これまでのBEPを知っているリスナーを戸惑わせるアルバムだとは思っていたけど、
それでもカスタマーレヴューや海外メディアの余りの評価の低さにビックリした。
“アライヴ”とかどんだけ良い歌だと思ってるんだ。
涙出そうになったけどな。

これはこういうアルバムなのではないか、
と考えながら聴いていたら最後の方でオバマの名前が出てきて
「やっぱり」と思った。

オバマは決して救世主ではないから。
アメリカを変える決定権は大統領なんかにあるべきではない。
オバマが主張していたのは、つまりはそういうことだから。

The E.N.D
/ The Black Eyed Peas

The Black Eyed Peas-The End
そしてBEPは固執さえも肯定する
 日本でも大ヒットを記録した前作『モンキー・ビジネス』は、BEPとはいったいどうあるべきなのか、という意味において、非常に象徴的な一枚だった。人種も性別もバラバラな四人の打ち上げたパーティーにジャスティン・ティンバーレイクからスティングまで各界から大勢のゲストを招集し、様々なジャンルを片っ端から取り込んであらゆる垣根を取っ払ってみせたその「なんでもあり」なアルバムは、見事にワールドワイドな成功を獲得してみせた。来る者をまったく拒まず、自由気ままに踊ることを許してくれる彼らのフレンドリーな音楽は、まさにボーダレスの象徴だったのだ。その熱狂から四年、それぞれのソロ・ワークなども経て、ついにBEPの最新アルバムがドロップされたわけだが、その一枚を印象付ける全体的なトーンは明らかにこれまでと違っている。すでに全米一位を獲得しているオープニング・ナンバー“ブン・ブン・パウ”の歌詞に印象的な言葉が出てくる。「このビート、808が響く」。勘のいいリスナーならカニエ・ウェストが昨年発表した『808’s & ハートブレイク』のことがすぐに頭を過ぎるのではないだろうか。カニエがあのアルバム全編にわたって使用したTR-808というドラム・マシーンはヒップホップ初期時代のサウンドを特徴付ける重要な機材のひとつだったという。
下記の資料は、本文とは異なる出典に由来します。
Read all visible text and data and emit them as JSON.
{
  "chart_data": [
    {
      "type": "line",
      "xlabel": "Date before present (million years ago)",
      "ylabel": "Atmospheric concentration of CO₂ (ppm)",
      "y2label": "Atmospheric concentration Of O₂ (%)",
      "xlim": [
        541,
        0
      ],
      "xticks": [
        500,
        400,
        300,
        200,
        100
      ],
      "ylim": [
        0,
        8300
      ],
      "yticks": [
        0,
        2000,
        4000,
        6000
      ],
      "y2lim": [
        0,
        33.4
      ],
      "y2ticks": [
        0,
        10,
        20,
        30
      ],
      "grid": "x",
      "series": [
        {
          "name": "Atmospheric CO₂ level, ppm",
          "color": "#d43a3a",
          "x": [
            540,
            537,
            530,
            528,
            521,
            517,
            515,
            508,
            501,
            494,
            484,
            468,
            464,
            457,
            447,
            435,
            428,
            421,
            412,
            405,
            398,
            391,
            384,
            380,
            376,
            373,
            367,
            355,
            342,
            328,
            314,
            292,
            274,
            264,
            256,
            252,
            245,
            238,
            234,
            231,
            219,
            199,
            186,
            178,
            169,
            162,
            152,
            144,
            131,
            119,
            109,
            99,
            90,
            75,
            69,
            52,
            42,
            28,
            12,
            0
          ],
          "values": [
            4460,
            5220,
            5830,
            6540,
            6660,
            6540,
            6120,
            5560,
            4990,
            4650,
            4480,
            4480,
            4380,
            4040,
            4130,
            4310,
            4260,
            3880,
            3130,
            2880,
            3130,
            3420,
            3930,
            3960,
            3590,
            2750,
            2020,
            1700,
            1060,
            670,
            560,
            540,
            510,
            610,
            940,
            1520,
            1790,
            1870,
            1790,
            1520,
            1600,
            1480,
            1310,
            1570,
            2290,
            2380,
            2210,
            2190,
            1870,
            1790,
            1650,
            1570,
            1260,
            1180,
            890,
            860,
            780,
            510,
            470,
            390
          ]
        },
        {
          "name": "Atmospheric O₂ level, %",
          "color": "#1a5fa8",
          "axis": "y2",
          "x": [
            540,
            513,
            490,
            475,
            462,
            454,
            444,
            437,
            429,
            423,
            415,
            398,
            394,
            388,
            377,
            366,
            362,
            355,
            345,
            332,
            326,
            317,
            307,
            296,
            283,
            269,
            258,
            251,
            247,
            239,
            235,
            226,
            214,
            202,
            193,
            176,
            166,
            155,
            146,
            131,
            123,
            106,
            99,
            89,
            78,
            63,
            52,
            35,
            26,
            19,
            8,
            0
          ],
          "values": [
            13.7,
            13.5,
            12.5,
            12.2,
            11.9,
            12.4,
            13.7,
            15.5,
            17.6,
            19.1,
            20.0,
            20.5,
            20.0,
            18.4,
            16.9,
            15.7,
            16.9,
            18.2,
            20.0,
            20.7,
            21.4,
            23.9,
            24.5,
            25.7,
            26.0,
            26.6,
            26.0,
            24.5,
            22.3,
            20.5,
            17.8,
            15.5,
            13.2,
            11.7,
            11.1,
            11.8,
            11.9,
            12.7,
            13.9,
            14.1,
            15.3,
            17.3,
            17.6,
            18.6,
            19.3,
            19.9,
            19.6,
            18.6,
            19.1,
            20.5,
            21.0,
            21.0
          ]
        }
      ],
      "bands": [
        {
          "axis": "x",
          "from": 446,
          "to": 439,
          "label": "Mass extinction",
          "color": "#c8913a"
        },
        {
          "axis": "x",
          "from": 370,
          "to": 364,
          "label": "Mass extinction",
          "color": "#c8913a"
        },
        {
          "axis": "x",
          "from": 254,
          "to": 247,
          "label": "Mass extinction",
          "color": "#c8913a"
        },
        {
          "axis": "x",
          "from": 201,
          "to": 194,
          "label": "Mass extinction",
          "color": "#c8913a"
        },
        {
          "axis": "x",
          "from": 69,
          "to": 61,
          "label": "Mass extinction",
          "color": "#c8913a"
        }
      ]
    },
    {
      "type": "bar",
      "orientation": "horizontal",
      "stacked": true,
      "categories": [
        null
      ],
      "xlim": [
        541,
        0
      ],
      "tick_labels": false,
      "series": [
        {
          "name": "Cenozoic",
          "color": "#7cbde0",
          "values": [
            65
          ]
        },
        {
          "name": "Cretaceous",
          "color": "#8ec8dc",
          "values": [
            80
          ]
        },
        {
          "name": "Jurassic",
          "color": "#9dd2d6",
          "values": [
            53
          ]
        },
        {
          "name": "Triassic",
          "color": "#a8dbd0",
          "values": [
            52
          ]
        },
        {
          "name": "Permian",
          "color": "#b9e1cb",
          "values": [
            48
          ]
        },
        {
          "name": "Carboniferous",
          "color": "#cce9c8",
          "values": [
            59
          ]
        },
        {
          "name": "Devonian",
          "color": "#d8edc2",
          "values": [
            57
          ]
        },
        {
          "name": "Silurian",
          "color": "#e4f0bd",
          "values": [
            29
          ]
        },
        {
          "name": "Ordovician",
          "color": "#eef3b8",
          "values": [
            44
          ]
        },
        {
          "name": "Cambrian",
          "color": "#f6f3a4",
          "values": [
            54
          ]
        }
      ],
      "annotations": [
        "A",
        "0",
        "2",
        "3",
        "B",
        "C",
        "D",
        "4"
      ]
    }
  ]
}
僕は音楽的な知識は持っていないので、BEPの新作を聴いてもその808がどれほど使用されているのかはわからないが、ウィル・アイ・アムがカニエ同様に本作でヒップホップの原点に立ち返ろうとしているのならば、本作が持つ意味性は大きく変わってくる。正直なところ、本作に対するメディアやファンからの現時点での評価はとても良好とは言えない。エレクトロニックな性格に偏りまくったサウンドは確かにこれまでの「なんでもあり」な精神からは大きくかけ離れていて、それでいてビートもヒップホップとしか形容できないものになっている。そういう意味ではリスナーを選ぶ作品と言えるかもしれない。要するに、BEPは本作でかつてのボーダレスをかなぐり捨て、特定の「何か」にひどく固執しているのだ。「これはエンドでありビギニングである」というアナウンスから始まるこのアルバム。終わりと始まりが同時に訪れる場所、それは、史上最悪とまで呼ばれた大統領が、「チェンジ」という希望を呼び覚ましたまったく新しい大統領へと生まれ変わった昨年からのアメリカの風景そのものではないか。ジ・エンドの境地から開かれる新しい未来を見据えながら、それでも絶対に譲れないものがあると彼らは歌っている。